Ich habe mir den Artikel der ZEIT gerade nochmal durchgelesen und bin über diesen Satz gestolpert, der doch viel über die aktuelle Situation aussagt.
[zitat]Die Geschichte von Amazon ist eine uramerikanische Geschichte: Ein paar Jungs haben sich im Jahr 1994 in einer Garage in Seattle etwas ausgedacht, das zuvor noch niemand vermisst hat und auf das jetzt niemand mehr verzichten kann.[/zitat]
Das ist interessant. Irgendwie fröhlich flapsig. Irgendwie despektierlich. Und irgendwie stimmt es auch. Aber das Auto hat vor seiner Erfindung auch niemand vermisst. Das Mobiltelefon auch nicht. Den Kerspintomografen auch nicht, ebensowenig wie die Teflonpfanne, den Kühlschrank, den elektischen Strom, den Funkwecker und den Herzschrittmacher. Und ich kann mir schwer vorstellen, dass 1830 jemand sagte: schad, dass es das Flugzeug noch nicht gibt, sonst könnt I jetzt schnell nach New York fliegn.
In manchen Kreisen ist es ja schick Amerikaner für doof zu halten, irgendwie. Man lässt sie kopfschüttelnd machen, so wie man auch kleine Kinder gönnerhaft gewähren lässt. Manchmal machen sie was kaputt, aber dann lachen wir und so schlimm ist das, was sie angerichtet haben, dann meist doch nicht. Sie sind freundlich, umtriebig, trauen sich was, brauchen nicht für alles einen Arbeitskreis und ein Gremium, sondern probieren frecherweise einfach aus, aber irgendwie bleiben sie doch auf eine bemitleidenswerte Art unkultiviert.

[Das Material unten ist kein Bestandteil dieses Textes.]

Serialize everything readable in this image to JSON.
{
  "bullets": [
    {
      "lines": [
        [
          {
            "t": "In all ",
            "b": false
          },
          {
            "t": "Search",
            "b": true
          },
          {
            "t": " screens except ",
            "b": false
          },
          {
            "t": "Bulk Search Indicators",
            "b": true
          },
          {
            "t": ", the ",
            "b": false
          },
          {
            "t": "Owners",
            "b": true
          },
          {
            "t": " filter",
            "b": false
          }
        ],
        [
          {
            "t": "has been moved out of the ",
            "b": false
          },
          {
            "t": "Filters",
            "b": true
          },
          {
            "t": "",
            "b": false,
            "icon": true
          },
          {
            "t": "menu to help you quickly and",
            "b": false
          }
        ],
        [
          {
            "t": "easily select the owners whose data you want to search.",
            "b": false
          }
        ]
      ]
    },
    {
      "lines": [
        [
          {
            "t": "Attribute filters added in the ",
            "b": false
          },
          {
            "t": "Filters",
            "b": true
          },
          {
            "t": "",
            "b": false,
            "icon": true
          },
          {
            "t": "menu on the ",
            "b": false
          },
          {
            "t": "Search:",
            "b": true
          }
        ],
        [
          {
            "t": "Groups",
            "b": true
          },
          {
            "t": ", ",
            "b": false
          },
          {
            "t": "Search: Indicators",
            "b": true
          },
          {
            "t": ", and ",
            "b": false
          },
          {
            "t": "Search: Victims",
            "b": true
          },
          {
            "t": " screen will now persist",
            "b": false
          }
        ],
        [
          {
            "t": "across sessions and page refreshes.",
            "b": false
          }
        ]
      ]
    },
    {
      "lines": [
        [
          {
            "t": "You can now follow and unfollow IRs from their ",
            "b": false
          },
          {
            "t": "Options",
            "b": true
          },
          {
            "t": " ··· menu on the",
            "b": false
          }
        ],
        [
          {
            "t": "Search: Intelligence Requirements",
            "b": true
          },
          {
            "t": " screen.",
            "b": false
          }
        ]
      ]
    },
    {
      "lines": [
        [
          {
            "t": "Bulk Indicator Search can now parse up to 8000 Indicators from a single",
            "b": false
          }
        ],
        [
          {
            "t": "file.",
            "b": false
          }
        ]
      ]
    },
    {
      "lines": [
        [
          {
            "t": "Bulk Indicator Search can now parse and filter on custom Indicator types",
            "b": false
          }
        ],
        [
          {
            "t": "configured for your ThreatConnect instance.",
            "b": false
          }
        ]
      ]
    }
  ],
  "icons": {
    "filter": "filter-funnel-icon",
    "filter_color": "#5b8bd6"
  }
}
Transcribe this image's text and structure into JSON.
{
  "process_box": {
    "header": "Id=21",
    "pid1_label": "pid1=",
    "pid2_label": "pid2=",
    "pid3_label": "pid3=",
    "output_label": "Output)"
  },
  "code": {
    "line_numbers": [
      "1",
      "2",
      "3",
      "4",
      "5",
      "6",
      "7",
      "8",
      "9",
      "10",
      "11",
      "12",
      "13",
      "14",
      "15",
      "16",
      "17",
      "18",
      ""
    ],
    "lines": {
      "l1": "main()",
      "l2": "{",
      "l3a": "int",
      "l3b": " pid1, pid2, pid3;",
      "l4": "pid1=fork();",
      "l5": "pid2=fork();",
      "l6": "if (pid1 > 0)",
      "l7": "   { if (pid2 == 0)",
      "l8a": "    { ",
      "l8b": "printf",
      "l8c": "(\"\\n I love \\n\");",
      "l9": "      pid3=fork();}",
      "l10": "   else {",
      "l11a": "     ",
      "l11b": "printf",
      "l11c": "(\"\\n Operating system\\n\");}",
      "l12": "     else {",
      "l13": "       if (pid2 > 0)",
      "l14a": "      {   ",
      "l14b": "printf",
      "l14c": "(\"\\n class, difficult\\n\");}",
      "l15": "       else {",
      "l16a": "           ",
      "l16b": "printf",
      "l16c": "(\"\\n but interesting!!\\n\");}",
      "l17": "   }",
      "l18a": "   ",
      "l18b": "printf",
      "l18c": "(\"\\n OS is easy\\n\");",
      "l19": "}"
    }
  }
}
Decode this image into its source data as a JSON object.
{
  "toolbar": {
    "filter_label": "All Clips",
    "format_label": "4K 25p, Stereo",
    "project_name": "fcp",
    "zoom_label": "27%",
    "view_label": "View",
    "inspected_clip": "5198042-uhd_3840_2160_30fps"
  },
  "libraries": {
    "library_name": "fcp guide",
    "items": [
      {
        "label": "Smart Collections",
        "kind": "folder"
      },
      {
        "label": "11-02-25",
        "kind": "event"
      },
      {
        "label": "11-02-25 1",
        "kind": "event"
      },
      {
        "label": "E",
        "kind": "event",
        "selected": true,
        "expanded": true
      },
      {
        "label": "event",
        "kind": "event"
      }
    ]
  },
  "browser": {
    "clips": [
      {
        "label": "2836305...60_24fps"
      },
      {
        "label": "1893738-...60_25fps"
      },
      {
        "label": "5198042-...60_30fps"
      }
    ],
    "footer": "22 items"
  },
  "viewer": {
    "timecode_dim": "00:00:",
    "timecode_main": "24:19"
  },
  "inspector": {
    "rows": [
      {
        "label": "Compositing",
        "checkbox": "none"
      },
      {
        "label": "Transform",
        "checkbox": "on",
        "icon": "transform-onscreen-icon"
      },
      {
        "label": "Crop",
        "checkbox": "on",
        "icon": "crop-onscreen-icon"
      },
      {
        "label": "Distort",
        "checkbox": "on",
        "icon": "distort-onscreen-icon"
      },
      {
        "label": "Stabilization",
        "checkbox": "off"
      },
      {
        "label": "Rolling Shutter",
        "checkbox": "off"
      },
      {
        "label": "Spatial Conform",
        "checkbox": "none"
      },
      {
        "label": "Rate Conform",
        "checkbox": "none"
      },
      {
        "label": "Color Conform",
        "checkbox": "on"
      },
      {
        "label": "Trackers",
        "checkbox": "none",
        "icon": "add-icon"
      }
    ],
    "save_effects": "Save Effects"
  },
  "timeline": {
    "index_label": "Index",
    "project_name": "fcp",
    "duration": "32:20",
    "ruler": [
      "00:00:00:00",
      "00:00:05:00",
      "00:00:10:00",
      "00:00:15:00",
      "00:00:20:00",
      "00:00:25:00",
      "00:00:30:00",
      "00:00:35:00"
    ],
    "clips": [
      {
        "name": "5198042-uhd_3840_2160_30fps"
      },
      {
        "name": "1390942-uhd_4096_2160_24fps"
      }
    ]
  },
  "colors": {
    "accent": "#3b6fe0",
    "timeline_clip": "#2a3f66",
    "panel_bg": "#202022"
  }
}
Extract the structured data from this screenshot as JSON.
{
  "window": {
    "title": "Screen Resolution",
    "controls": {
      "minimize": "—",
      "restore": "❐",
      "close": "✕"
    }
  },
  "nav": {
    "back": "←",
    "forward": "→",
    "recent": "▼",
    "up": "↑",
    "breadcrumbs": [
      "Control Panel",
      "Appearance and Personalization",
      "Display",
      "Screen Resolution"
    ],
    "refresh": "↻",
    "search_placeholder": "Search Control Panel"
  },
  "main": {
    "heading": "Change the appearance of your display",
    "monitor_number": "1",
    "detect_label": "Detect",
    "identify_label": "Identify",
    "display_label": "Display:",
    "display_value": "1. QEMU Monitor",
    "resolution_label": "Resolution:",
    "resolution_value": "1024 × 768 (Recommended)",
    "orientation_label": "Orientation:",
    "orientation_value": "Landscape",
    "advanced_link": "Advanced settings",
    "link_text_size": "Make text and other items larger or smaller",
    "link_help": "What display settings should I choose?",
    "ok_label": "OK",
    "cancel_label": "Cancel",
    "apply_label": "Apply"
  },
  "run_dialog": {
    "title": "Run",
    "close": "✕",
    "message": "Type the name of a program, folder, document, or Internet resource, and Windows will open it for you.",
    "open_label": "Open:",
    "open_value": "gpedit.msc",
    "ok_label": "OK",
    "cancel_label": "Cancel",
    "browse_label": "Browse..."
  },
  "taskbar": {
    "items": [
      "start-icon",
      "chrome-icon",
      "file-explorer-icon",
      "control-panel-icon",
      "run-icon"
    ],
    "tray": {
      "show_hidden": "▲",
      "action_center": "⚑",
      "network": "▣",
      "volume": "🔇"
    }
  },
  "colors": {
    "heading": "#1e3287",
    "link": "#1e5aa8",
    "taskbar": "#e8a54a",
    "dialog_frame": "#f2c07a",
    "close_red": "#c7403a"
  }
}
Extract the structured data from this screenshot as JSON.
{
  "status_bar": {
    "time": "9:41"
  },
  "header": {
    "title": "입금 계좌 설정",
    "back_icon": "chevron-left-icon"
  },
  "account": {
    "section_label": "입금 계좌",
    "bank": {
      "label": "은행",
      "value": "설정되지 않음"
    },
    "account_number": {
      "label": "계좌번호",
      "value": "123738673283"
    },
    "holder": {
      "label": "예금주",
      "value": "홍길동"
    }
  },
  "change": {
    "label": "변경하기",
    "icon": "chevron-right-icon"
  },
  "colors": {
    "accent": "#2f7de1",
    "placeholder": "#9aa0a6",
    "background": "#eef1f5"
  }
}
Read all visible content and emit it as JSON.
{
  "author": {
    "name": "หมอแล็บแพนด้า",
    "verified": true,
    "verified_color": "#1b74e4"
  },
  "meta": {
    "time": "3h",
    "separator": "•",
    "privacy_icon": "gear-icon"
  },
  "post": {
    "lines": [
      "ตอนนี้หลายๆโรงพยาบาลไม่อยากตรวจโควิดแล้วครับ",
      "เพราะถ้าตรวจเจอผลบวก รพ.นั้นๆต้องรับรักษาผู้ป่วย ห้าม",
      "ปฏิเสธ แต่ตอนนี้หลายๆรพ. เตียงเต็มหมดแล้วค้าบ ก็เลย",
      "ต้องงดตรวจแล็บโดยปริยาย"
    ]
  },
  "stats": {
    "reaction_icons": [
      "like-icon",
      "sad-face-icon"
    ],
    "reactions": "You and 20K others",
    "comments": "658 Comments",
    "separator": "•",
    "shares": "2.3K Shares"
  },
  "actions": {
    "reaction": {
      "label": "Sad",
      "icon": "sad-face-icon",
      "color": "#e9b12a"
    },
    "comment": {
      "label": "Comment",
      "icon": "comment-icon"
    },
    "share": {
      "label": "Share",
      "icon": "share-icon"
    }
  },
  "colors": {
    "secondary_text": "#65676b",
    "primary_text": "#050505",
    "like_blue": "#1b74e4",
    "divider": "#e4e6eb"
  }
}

Das war OK, solange sie nur auf den Mond geflogen sind und uns die Teflonpfanne beschert haben, aber jetzt wollen sie uns ans Eingemachte und an die Wäsche, sprich an die Kultur. Und niemand steht so sehr genau dafür wie Amazon. Amazon zeigt sich begeistert, weil man mit Kultur genauso schön Geld verdienen kann wie mit einem Dreierpack Tennissocken. Amerikaner halt. Hierzulande war Kultur immer in erster Linie Kultur, also mit dem Touch der Heiligkeit, fast so Ehrfurcht gebietend wie das Grabtuch von Turin. Kräftig Geld verdienen wollte man hierzulande damit zwar auch, aber eher heimlich, natürlich nicht so naiv offenherzig wie die Amerikaner und immer mit dem Nebensatz "dass es in erster Linie selbstverständlich nicht ums Geld gehe" als Ass im Ärmel.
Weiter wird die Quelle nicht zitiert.